Paul Éluard said that it is in our heroes that the most beautiful dreams of tomorrow are to be found. If there is one people who can be recognised in this phrase, it is the United States. A country that has been built on its foundational milestones, or myths, such as the Mayflower or the War of Independence; but which, in the epic and poetics of its heroes, ancient and modern, and the reverential sense towards them, has extraordinarily cemented its union and its most beautiful dreams of tomorrow.
On 25 August 2018, with the death of John McCain, considered a hero of the Vietnam War, this feeling was shattered. The funeral of the Republican senator was attended by former presidents George Bush and Barack Obama, where both Republicans and Democrats paid their respects. Donald Trump, who considered John McCain to be his intimate enemy as the latter was openly critical of his administration, did not attend, breaking one of the rules on which the idiosyncrasies and collective imagination of the Americans rest: their heroes are sacred. Furthermore, the leader of the Republican Party did not consider him a hero because he had been captured during the war. This statement of his is perhaps the best portrait of the most powerful person in the world. For there is no better testimony of who Trump is than his own words and conduct.
This unprecedented performance reveals how far the American president has come and can go. Everything that seemed stable, unquestionable and an indelible sign of the greatness of the soul of the American people has been delegitimized by Trump; or at least he has tried to do so at the whim or to the advantage of his interests and moods. A kind of exterminating revisionism whose aim is to depredate the system and its institutions at his own convenience.
Hence its mandate has been characterised by the absence of moral rules and chaos, anything goes. But also, by the sound and the fury. He has not hesitated to add fuel to the fire in the racial conflicts of the last year if he thought it would help him mobilise his voters. And no doubt he will question whether he can deliver a possible Democratic victory, once again putting the system and the country in check before the abyss.
Because Trump's natural state is conflict and confrontation. That is where he wins, because that is his very nature: sound and fury. And he has used them to connect with the emotions of a part of the American people, primarily white and working class, who are angry and have felt abandoned by the system. He has understood this fact better than anyone, and has not hesitated to use it even though it has meant a moral breakdown and an unprecedented social division in the country.
It is ironic to think that many of these Americans consider this billionaire, tax-exempt president to be one of their own. And that they also confuse this sound and fury with strength and firmness, when there is only impulsiveness and irrationality behind his actions, which translates into a nation's politics governed exclusively by the president's emotions and erratic behaviour.
If, as the forecasts finally suggest, Biden arrives at the White House, he will have to face extraordinary challenges for the future of mankind, such as the return to the Treaty of Paris to combat climate change, the defence of freedoms and liberal democracy and the reconstruction of foreign policy to renew the battered alliance with Europe, the latter being key to meeting these challenges.

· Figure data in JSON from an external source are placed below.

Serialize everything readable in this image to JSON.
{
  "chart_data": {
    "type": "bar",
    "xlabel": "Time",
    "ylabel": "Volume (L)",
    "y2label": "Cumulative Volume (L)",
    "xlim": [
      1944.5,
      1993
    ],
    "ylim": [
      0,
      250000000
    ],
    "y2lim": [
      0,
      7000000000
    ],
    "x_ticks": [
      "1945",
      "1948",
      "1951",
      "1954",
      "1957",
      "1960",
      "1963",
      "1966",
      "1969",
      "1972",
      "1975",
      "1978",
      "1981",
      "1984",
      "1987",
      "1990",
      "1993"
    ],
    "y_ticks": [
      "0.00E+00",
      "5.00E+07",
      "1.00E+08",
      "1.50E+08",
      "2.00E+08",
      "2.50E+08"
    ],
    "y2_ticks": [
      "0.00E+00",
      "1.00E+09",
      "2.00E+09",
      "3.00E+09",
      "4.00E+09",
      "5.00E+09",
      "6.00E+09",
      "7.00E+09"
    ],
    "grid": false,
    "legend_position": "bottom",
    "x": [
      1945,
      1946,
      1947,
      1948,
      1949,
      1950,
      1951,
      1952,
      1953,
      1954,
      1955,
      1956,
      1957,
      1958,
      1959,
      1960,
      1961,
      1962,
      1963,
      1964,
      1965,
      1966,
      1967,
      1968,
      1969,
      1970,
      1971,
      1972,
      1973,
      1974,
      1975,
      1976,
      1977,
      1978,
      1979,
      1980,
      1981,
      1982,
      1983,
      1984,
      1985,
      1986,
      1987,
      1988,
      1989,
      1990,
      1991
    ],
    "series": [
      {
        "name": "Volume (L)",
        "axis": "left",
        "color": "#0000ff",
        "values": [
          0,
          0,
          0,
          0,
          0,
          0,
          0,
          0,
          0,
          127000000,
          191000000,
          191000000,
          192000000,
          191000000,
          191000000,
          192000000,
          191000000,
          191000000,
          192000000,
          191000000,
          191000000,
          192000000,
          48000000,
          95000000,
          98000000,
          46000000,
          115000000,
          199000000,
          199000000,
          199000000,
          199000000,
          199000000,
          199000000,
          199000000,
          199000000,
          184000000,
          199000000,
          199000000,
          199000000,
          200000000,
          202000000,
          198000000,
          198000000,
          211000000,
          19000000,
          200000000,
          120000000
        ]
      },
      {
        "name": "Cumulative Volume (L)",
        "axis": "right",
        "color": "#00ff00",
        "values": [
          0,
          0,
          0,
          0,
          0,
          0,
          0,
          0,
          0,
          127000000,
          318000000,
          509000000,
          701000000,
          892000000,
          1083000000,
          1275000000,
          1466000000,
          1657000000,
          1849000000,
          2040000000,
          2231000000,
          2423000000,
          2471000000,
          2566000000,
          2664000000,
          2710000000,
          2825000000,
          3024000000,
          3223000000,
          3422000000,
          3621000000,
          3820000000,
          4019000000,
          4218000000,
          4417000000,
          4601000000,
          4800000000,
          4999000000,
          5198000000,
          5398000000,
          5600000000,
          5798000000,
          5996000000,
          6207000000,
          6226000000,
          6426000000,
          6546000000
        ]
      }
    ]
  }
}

But perhaps Biden's greatest challenge will be to leave behind this stage of sound and fury, which has exhausted and disgusted a good part of the American public, and to rehabilitate all the intangible heritage that has made the American people great. The Democratic candidate, if the predictions are borne out, will have to heal the social divide and be the leader of all. A leadership that learns from the past and exercises self-criticism in order to understand what has gone wrong in the system, and in the two main political parties, so that an amoral 'outsider' has reached the presidency and has tried to destroy everything that constitutes the good of the American people's soul.
Paradoxically, Trump's mandate and person have represented the opposite of his slogan 'Great America Again': there is no honour, dignity and greatness in him, nor, of course, are there the most beautiful dreams of tomorrow.